4.1 . Give formulas for, and identify, the probability law of each of the following numerical valued random phenomena:

(i) The number of defectives in a sample of size 20, chosen without replacement from a batch of 200 articles, of which \(5 \%\) are defective.

(ii) The number of baby boys in a series of 30 independent births, assuming the probability at each birth that a boy will be born is 0.51.

(iii) The minimum number of babies a woman must have in order to give birth to a boy (ignore multiple births, assume independence, and assume the probability at each birth that a boy will be born is 0.51 ).

(iv) The number of patients in a group of 35 having a certain disease who will recover if the long-run frequency of recovery from this disease is \(75 \%\) (assume that each patient has an independent chance to recover).

In exercises 4.2–4.9 consider an urn containing 12 balls, numbered 1 to 12. Further, the balls numbered 1 to 8 are white, and the remaining balls are red. Give a formula for the probability law of the numerical valued random phenomenon described.

Answer

(i) Hypergeometric with parameters \(N=200, n=20, p=0.05\) ; (ii) binomial with parameters \(n=30, p=0.51\) ; (iii) geometric with parameter \(p=0.51\) ; (iv) binomial with parameters \(n=35, p=0.75\) .

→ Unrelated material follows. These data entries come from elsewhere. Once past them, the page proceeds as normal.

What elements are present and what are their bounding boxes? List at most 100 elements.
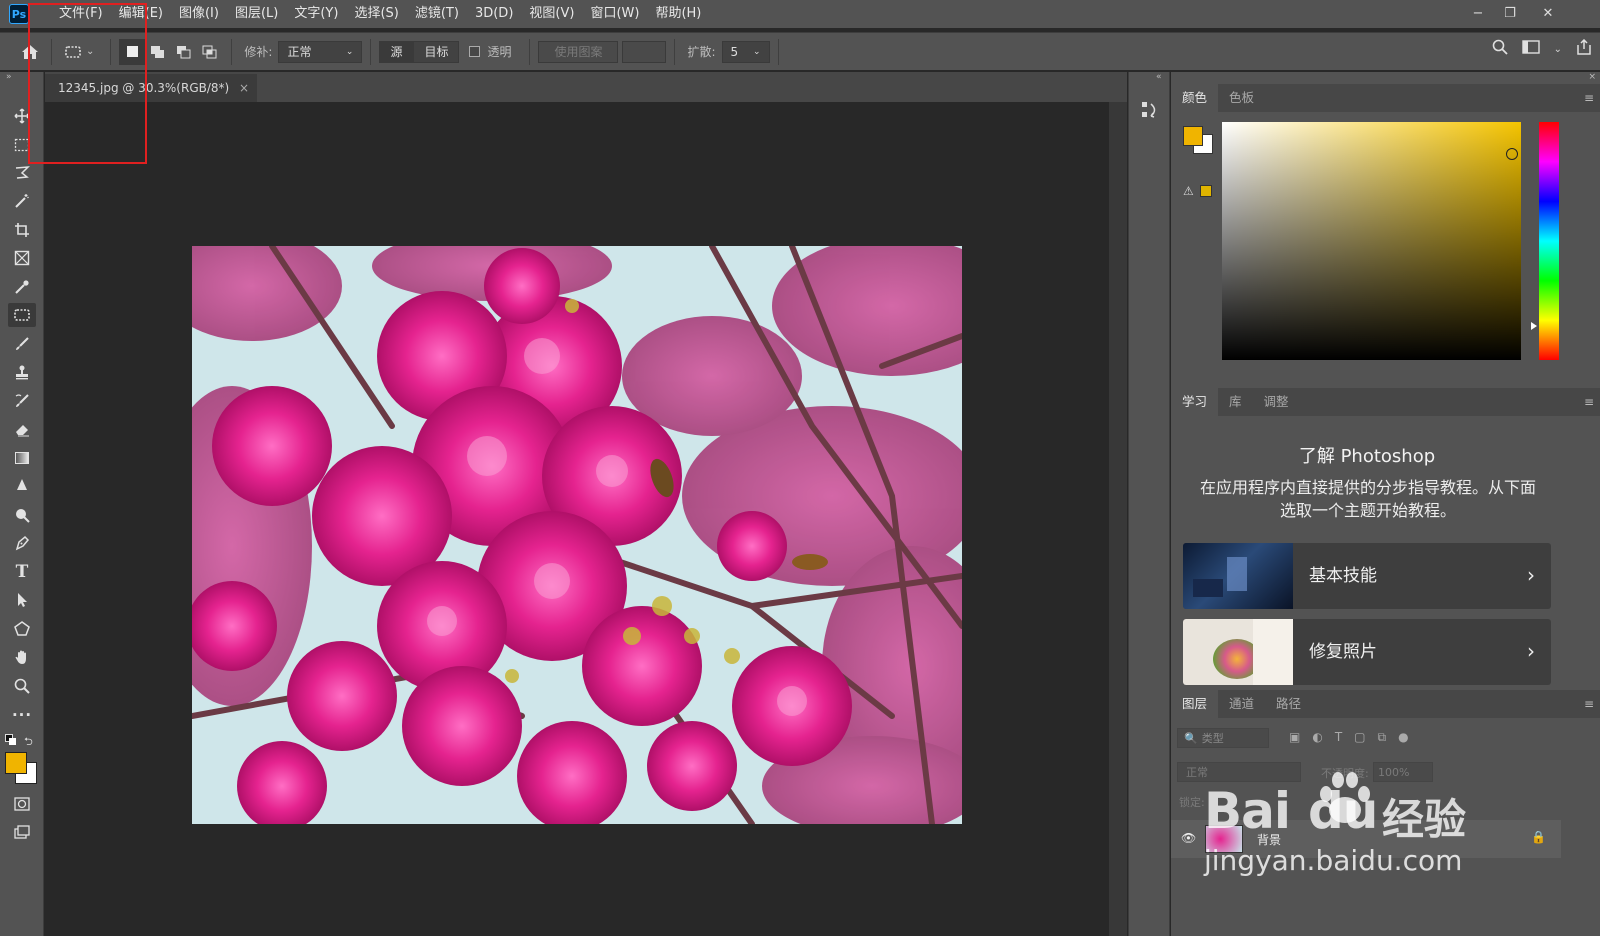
hand-tool-icon[interactable] <box>8 645 36 669</box>
menu-item-10[interactable]: 帮助(H) <box>647 0 709 28</box>
tab-adjustments[interactable]: 调整 <box>1253 388 1300 416</box>
menu-item-5[interactable]: 选择(S) <box>346 0 406 28</box>
menu-item-8[interactable]: 视图(V) <box>521 0 582 28</box>
brush-tool-icon[interactable] <box>8 332 36 356</box>
expand-icon[interactable]: » <box>6 72 12 82</box>
panel-menu-icon[interactable]: ≡ <box>1584 91 1594 105</box>
subtract-selection-icon[interactable] <box>171 39 197 65</box>
learn-card-label: 修复照片 <box>1309 642 1377 662</box>
more-tools-icon[interactable]: ··· <box>8 703 36 727</box>
filter-shape-icon[interactable]: ▢ <box>1354 730 1365 745</box>
gradient-tool-icon[interactable] <box>8 446 36 470</box>
menu-bar: Ps 文件(F) 编辑(E) 图像(I) 图层(L) 文字(Y) 选择(S) 滤镜(T) 3D… <box>0 0 1600 28</box>
lasso-tool-icon[interactable] <box>8 161 36 185</box>
tab-swatches[interactable]: 色板 <box>1218 84 1265 112</box>
transparent-checkbox[interactable] <box>469 46 481 57</box>
source-button[interactable]: 源 <box>379 40 414 63</box>
filter-pixel-icon[interactable]: ▣ <box>1289 730 1300 745</box>
eye-icon[interactable]: 👁 <box>1181 831 1196 845</box>
minimize-button[interactable]: − <box>1462 0 1494 26</box>
close-window-button[interactable]: ✕ <box>1532 0 1564 26</box>
history-brush-tool-icon[interactable] <box>8 389 36 413</box>
learn-panel-tabs: 学习 库 调整 ≡ <box>1171 388 1600 416</box>
collapse-icon[interactable]: « <box>1156 72 1162 82</box>
color-field[interactable] <box>1222 122 1521 360</box>
screen-mode-icon[interactable] <box>8 821 36 845</box>
tab-color[interactable]: 颜色 <box>1171 84 1219 112</box>
learn-card-photo-repair[interactable]: 修复照片 › <box>1183 619 1551 685</box>
vertical-scrollbar[interactable] <box>1109 102 1127 936</box>
path-selection-tool-icon[interactable] <box>8 588 36 612</box>
eyedropper-tool-icon[interactable] <box>8 275 36 299</box>
lock-icon[interactable]: 🔒 <box>1531 830 1546 844</box>
chevron-down-icon[interactable]: ⌄ <box>1554 44 1562 55</box>
blur-tool-icon[interactable] <box>8 474 36 498</box>
watermark-paw-icon <box>1316 770 1372 826</box>
layers-panel-tabs: 图层 通道 路径 ≡ <box>1171 690 1600 718</box>
watermark-brand: Bai <box>1204 782 1291 840</box>
history-icon[interactable] <box>1141 100 1159 124</box>
menu-item-4[interactable]: 文字(Y) <box>286 0 346 28</box>
quick-mask-icon[interactable] <box>8 792 36 816</box>
tab-paths[interactable]: 路径 <box>1265 690 1312 718</box>
learn-card-basic-skills[interactable]: 基本技能 › <box>1183 543 1551 609</box>
eraser-tool-icon[interactable] <box>8 417 36 441</box>
hue-slider-handle[interactable] <box>1531 322 1537 330</box>
pattern-picker[interactable] <box>622 40 667 63</box>
watermark-url: jingyan.baidu.com <box>1204 844 1463 877</box>
swap-colors-icon[interactable]: ⮌ <box>24 733 33 752</box>
basic-skills-thumbnail <box>1183 543 1293 609</box>
filter-adjustment-icon[interactable]: ◐ <box>1312 730 1322 745</box>
magic-wand-tool-icon[interactable] <box>8 189 36 213</box>
color-panel-tabs: 颜色 色板 ≡ <box>1171 84 1600 112</box>
highlight-box <box>28 3 147 164</box>
foreground-color-swatch[interactable] <box>5 752 27 774</box>
type-tool-icon[interactable]: T <box>8 560 36 584</box>
dodge-tool-icon[interactable] <box>8 503 36 527</box>
gamut-color-swatch[interactable] <box>1200 185 1212 197</box>
menu-item-6[interactable]: 滤镜(T) <box>407 0 467 28</box>
close-tab-icon[interactable]: × <box>239 81 249 95</box>
frame-tool-icon[interactable] <box>8 246 36 270</box>
menu-item-3[interactable]: 图层(L) <box>227 0 286 28</box>
clone-stamp-tool-icon[interactable] <box>8 360 36 384</box>
share-icon[interactable] <box>1576 38 1592 59</box>
zoom-tool-icon[interactable] <box>8 674 36 698</box>
workspace-icon[interactable] <box>1521 40 1540 58</box>
panel-menu-icon[interactable]: ≡ <box>1584 697 1594 711</box>
repair-mode-select[interactable]: 正常 ⌄ <box>278 40 363 63</box>
document-image[interactable] <box>192 246 962 824</box>
crop-tool-icon[interactable] <box>8 218 36 242</box>
gamut-warning-icon[interactable]: ⚠ <box>1183 184 1194 198</box>
filter-smart-object-icon[interactable]: ⧉ <box>1378 730 1387 745</box>
shape-tool-icon[interactable] <box>8 617 36 641</box>
patch-tool-icon[interactable] <box>8 303 36 327</box>
diffusion-select[interactable]: 5 ⌄ <box>721 40 770 63</box>
intersect-selection-icon[interactable] <box>197 39 223 65</box>
menu-item-2[interactable]: 图像(I) <box>171 0 227 28</box>
restore-button[interactable]: ❐ <box>1494 0 1526 26</box>
panel-close-icon[interactable]: × <box>1588 72 1596 82</box>
panel-menu-icon[interactable]: ≡ <box>1584 395 1594 409</box>
use-pattern-button[interactable]: 使用图案 <box>538 40 619 63</box>
tab-channels[interactable]: 通道 <box>1218 690 1265 718</box>
learn-description: 在应用程序内直接提供的分步指导教程。从下面选取一个主题开始教程。 <box>1199 478 1536 520</box>
photo-repair-thumbnail <box>1183 619 1293 685</box>
filter-toggle-icon[interactable]: ● <box>1398 730 1408 745</box>
hue-slider[interactable] <box>1539 122 1559 360</box>
layer-filter-select[interactable]: 🔍 类型 <box>1177 728 1269 748</box>
color-panel-foreground-swatch[interactable] <box>1183 126 1203 146</box>
target-button[interactable]: 目标 <box>413 40 460 63</box>
color-picker-handle[interactable] <box>1506 148 1518 160</box>
add-selection-icon[interactable] <box>145 39 171 65</box>
tab-learn[interactable]: 学习 <box>1171 388 1219 416</box>
tab-libraries[interactable]: 库 <box>1218 388 1253 416</box>
filter-type-icon[interactable]: T <box>1335 730 1342 745</box>
menu-item-7[interactable]: 3D(D) <box>467 0 521 28</box>
pen-tool-icon[interactable] <box>8 531 36 555</box>
tab-layers[interactable]: 图层 <box>1171 690 1219 718</box>
menu-item-9[interactable]: 窗口(W) <box>582 0 647 28</box>
search-icon[interactable] <box>1492 39 1508 59</box>
document-tab-bar: 12345.jpg @ 30.3%(RGB/8*) × <box>45 72 1127 102</box>
default-colors-icon[interactable] <box>5 734 17 750</box>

4.2 . The number of white balls in a sample of size 6 drawn from the urn without replacement.

4.3 . The number of white balls in a sample of size 6 drawn from the urn with replacement.

Answer

\(p(x)=\left(\begin{array}{l}6 \\ x\end{array}\right)\left(\begin{array}{c}2 \\ 3\end{array}\right)^{x}\left(\frac{1}{3}\right)^{6-x} \quad\) for \(x=0,1, \ldots, 6; 0\) otherwise.

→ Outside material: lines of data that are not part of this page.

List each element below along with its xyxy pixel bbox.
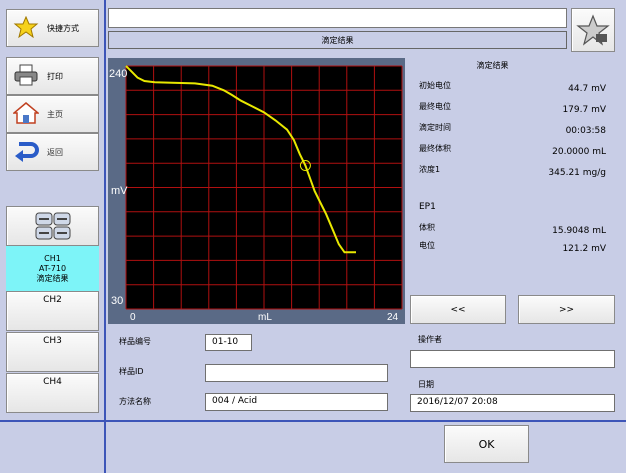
bottom-divider — [0, 420, 626, 422]
operator-label: 操作者 — [418, 335, 442, 344]
next-label: >> — [558, 304, 575, 315]
method-name-label: 方法名称 — [119, 397, 151, 406]
sample-id-field[interactable] — [205, 364, 388, 382]
result-value-4: 345.21 mg/g — [548, 168, 606, 178]
favorite-button[interactable] — [571, 8, 615, 52]
ch1-title: CH1 — [44, 254, 61, 263]
previous-button[interactable]: << — [410, 295, 506, 324]
ch2-tab[interactable]: CH2 — [6, 291, 99, 331]
channel-overview-button[interactable] — [6, 206, 99, 246]
result-value-2: 00:03:58 — [565, 126, 606, 136]
page-title-text: 滴定结果 — [321, 35, 354, 45]
home-button[interactable]: 主页 — [6, 95, 99, 133]
x-axis-label: mL — [258, 312, 272, 323]
sample-id-label: 样品ID — [119, 367, 144, 376]
star-icon — [13, 16, 39, 38]
sample-number-label: 样品编号 — [119, 337, 151, 346]
printer-icon — [14, 64, 38, 86]
ep-value-1: 121.2 mV — [562, 244, 606, 254]
results-title: 滴定结果 — [476, 61, 509, 70]
shortcut-button[interactable]: 快捷方式 — [6, 9, 99, 47]
ep-title: EP1 — [419, 202, 436, 212]
ch2-label: CH2 — [43, 295, 62, 305]
result-label-2: 滴定时间 — [419, 123, 451, 132]
shortcut-label: 快捷方式 — [47, 23, 79, 33]
ep-label-0: 体积 — [419, 223, 435, 232]
ok-button[interactable]: OK — [444, 425, 529, 463]
ch4-tab[interactable]: CH4 — [6, 373, 99, 413]
result-value-0: 44.7 mV — [568, 84, 606, 94]
result-label-1: 最终电位 — [419, 102, 451, 111]
date-label: 日期 — [418, 380, 434, 389]
results-panel: 滴定结果 初始电位 44.7 mV 最终电位 179.7 mV 滴定时间 00:03:58… — [410, 58, 615, 288]
four-channel-icon — [35, 212, 70, 240]
sample-number-field[interactable]: 01-10 — [205, 334, 252, 351]
ch4-label: CH4 — [43, 377, 62, 387]
x-axis-min-label: 0 — [130, 312, 136, 323]
ch3-tab[interactable]: CH3 — [6, 332, 99, 372]
previous-label: << — [450, 304, 466, 315]
next-button[interactable]: >> — [518, 295, 615, 324]
method-name-field[interactable]: 004 / Acid — [205, 393, 388, 411]
ep-label-1: 电位 — [419, 241, 435, 250]
operator-field[interactable] — [410, 350, 615, 368]
ch1-status: 滴定结果 — [36, 274, 69, 283]
back-button[interactable]: 返回 — [6, 133, 99, 171]
result-label-3: 最终体积 — [419, 144, 451, 153]
home-label: 主页 — [47, 109, 63, 119]
y-axis-label: mV — [111, 185, 128, 197]
ch1-device: AT-710 — [38, 264, 67, 273]
back-label: 返回 — [47, 147, 63, 157]
print-button[interactable]: 打印 — [6, 57, 99, 95]
date-field[interactable]: 2016/12/07 20:08 — [410, 394, 615, 412]
home-icon — [13, 102, 39, 124]
titration-chart: 240 30 mV 0 mL 24 — [108, 58, 405, 324]
ep-value-0: 15.9048 mL — [552, 226, 606, 236]
result-label-0: 初始电位 — [419, 81, 451, 90]
page-title: 滴定结果 — [108, 31, 567, 49]
y-axis-min-label: 30 — [111, 295, 123, 307]
ch3-label: CH3 — [43, 336, 62, 346]
result-label-4: 浓度1 — [419, 165, 441, 174]
print-label: 打印 — [47, 71, 63, 81]
return-arrow-icon — [15, 142, 39, 162]
star-favorite-icon — [576, 14, 610, 46]
result-value-1: 179.7 mV — [562, 105, 606, 115]
ok-label: OK — [478, 437, 495, 451]
ch1-tab[interactable]: CH1 AT-710 滴定结果 — [6, 246, 99, 291]
y-axis-max-label: 240 — [109, 68, 127, 80]
x-axis-max-label: 24 — [387, 312, 399, 323]
result-value-3: 20.0000 mL — [552, 147, 606, 157]
top-value-field — [108, 8, 567, 28]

4.4 . The smallest number occurring on the balls in a sample of size 6, drawn from the urn without replacement (see theoretical exercise 5.1 of Chapter 2.)

4.5 . The second smallest number occurring in a sample of size 6, drawn from the urn without replacement.

Answer

\(p(x)=(x-1)\left(\begin{array}{c}12-x \\ 4\end{array}\right) /\left(\begin{array}{c}12 \\ 6\end{array}\right) \quad\) for \(x=2, \ldots, 12; 0\) otherwise.

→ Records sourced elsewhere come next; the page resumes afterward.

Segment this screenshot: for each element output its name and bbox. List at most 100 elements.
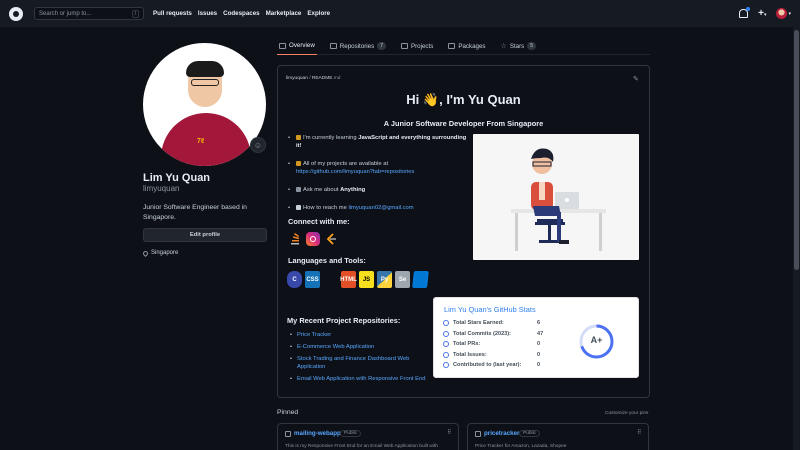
- connect-heading: Connect with me:: [288, 217, 350, 226]
- repo-icon: [475, 431, 481, 437]
- leetcode-icon[interactable]: [324, 232, 338, 246]
- avatar[interactable]: 7ℓ: [143, 43, 266, 166]
- python-icon[interactable]: Py: [377, 271, 392, 288]
- pinned-repo-name[interactable]: mailing-webapp: [294, 430, 341, 437]
- stat-label: Total Stars Earned:: [453, 320, 504, 326]
- edit-readme-pencil-icon[interactable]: ✎: [633, 75, 639, 83]
- avatar-hair: [186, 61, 224, 77]
- sql-icon[interactable]: [412, 271, 429, 288]
- repo-icon: [285, 431, 291, 437]
- rank-grade: A+: [590, 335, 603, 345]
- developer-illustration-svg: [511, 148, 606, 251]
- tab-projects[interactable]: Projects: [399, 38, 435, 55]
- tab-label: Packages: [458, 42, 486, 50]
- tab-repositories[interactable]: Repositories 7: [328, 38, 388, 55]
- css3-icon[interactable]: CSS: [305, 271, 320, 288]
- profile-avatar-wrap: 7ℓ: [143, 43, 268, 166]
- language-icons: C CSS HTML JS Py Se: [287, 271, 429, 288]
- stat-value: 0: [537, 352, 541, 358]
- edit-profile-button[interactable]: Edit profile: [143, 228, 267, 242]
- mail-emoji-icon: [296, 204, 301, 210]
- stat-row-stars: Total Stars Earned: 6: [443, 320, 540, 326]
- instagram-icon[interactable]: [306, 232, 320, 246]
- avatar-hoodie: [161, 113, 251, 166]
- profile-fullname: Lim Yu Quan: [143, 172, 211, 184]
- hoodie-logo: 7ℓ: [197, 138, 205, 145]
- package-icon: [448, 43, 456, 49]
- search-placeholder: Search or jump to...: [39, 10, 92, 17]
- nav-marketplace[interactable]: Marketplace: [266, 10, 302, 17]
- chevron-down-icon: ▾: [788, 10, 791, 17]
- tab-packages[interactable]: Packages: [446, 38, 487, 55]
- github-logo-icon[interactable]: [9, 6, 23, 21]
- visibility-badge: Public: [340, 430, 362, 437]
- stat-label: Contributed to (last year):: [453, 362, 522, 368]
- stat-value: 47: [537, 331, 544, 337]
- selenium-icon[interactable]: Se: [395, 271, 410, 288]
- stat-label: Total Commits (2023):: [453, 331, 512, 337]
- drag-handle-icon[interactable]: ⠿: [637, 429, 641, 436]
- list-item: Price Tracker: [290, 331, 430, 339]
- list-item: E-Commerce Web Application: [290, 343, 430, 351]
- repo-link-email-webapp[interactable]: Email Web Application with Responsive Fr…: [297, 376, 425, 382]
- profile-username: limyuquan: [143, 184, 180, 193]
- book-icon: [279, 42, 286, 49]
- avatar-mini: [776, 8, 788, 19]
- user-menu-button[interactable]: ▾: [776, 8, 791, 19]
- github-icon[interactable]: [323, 271, 338, 288]
- clock-icon: [443, 331, 449, 337]
- bullet-bold: Anything: [340, 187, 366, 193]
- nav-issues[interactable]: Issues: [198, 10, 217, 17]
- email-link[interactable]: limyuquan02@gmail.com: [348, 205, 413, 211]
- tab-label: Repositories: [339, 42, 375, 50]
- tab-counter: 5: [527, 42, 537, 50]
- stackoverflow-icon[interactable]: [288, 232, 302, 246]
- repo-link-stock-trading[interactable]: Stock Trading and Finance Dashboard Web …: [297, 356, 409, 370]
- html5-icon[interactable]: HTML: [340, 271, 357, 288]
- list-item: All of my projects are available at https…: [288, 160, 468, 176]
- stat-row-commits: Total Commits (2023): 47: [443, 331, 543, 337]
- notifications-icon[interactable]: [739, 7, 751, 18]
- pinned-heading: Pinned: [277, 409, 299, 416]
- table-icon: [400, 43, 408, 49]
- pinned-repo-name[interactable]: pricetracker: [484, 430, 519, 437]
- profile-bio: Junior Software Engineer based in Singap…: [143, 204, 247, 221]
- pinned-repo-desc: This is my Responsive Front End for an E…: [285, 444, 438, 449]
- javascript-icon[interactable]: JS: [359, 271, 374, 288]
- bullet-text: Ask me about: [303, 187, 341, 193]
- repo-link-price-tracker[interactable]: Price Tracker: [297, 332, 331, 338]
- page-scrollbar[interactable]: [793, 27, 800, 450]
- set-status-smiley-icon[interactable]: ☺: [250, 137, 266, 153]
- customize-pins-link[interactable]: Customize your pins: [605, 411, 648, 416]
- sprout-emoji-icon: [296, 134, 301, 140]
- header-actions: +▾ ▾: [739, 7, 791, 19]
- readme-path-file: README: [311, 76, 333, 81]
- readme-path-user[interactable]: limyuquan: [286, 76, 308, 81]
- stat-value: 6: [537, 320, 541, 326]
- nav-pull-requests[interactable]: Pull requests: [153, 10, 192, 17]
- repositories-link[interactable]: https://github.com/limyuquan?tab=reposit…: [296, 169, 414, 175]
- list-item: How to reach me limyuquan02@gmail.com: [288, 204, 468, 212]
- c-language-icon[interactable]: C: [287, 271, 302, 288]
- stat-label: Total PRs:: [453, 341, 481, 347]
- create-new-button[interactable]: +▾: [758, 8, 766, 19]
- stat-value: 0: [537, 362, 541, 368]
- readme-path: limyuquan / README.md: [286, 76, 340, 81]
- bullet-text: How to reach me: [303, 205, 349, 211]
- repo-link-ecommerce[interactable]: E-Commerce Web Application: [297, 344, 374, 350]
- readme-path-ext: .md: [332, 76, 341, 81]
- unread-dot: [746, 7, 751, 11]
- repo-icon: [443, 362, 449, 368]
- nav-explore[interactable]: Explore: [307, 10, 330, 17]
- search-input[interactable]: Search or jump to... /: [34, 7, 144, 20]
- tab-label: Overview: [289, 42, 315, 49]
- list-item: Email Web Application with Responsive Fr…: [290, 375, 430, 383]
- drag-handle-icon[interactable]: ⠿: [447, 429, 451, 436]
- list-item: I'm currently learning JavaScript and ev…: [288, 134, 468, 150]
- tab-overview[interactable]: Overview: [277, 38, 317, 55]
- nav-codespaces[interactable]: Codespaces: [223, 10, 259, 17]
- stat-row-prs: Total PRs: 0: [443, 341, 540, 347]
- location-pin-icon: [141, 249, 150, 257]
- tab-stars[interactable]: ☆ Stars 5: [499, 38, 539, 55]
- scrollbar-thumb[interactable]: [794, 30, 799, 270]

4.6 . The minimum number of balls that must be drawn, when sampling without replacement, to obtain a white ball.

4.7 . The minimum number of balls that must be drawn, when sampling with replacement, to obtain a white ball.

Answer

\(p(x)=\left(\frac{2}{3}\right)\left(\frac{1}{3}\right)^{x-1} \quad\) for \(x=1,2, \ldots ; 0\) otherwise.

4.8 . The minimum number of balls that must be drawn, when sampling without replacement, to obtain 2 white balls.

4.9 . The minimum number of balls that must be drawn, when sampling with replacement, to obtain 2 white balls.

Answer

\(p(x)=(x-1)\left(\frac{2}{3}\right)^{2}\left(\frac{1}{3}\right)^{x-2} \quad\) for \(x=2,3, \ldots ; 0\) otherwise.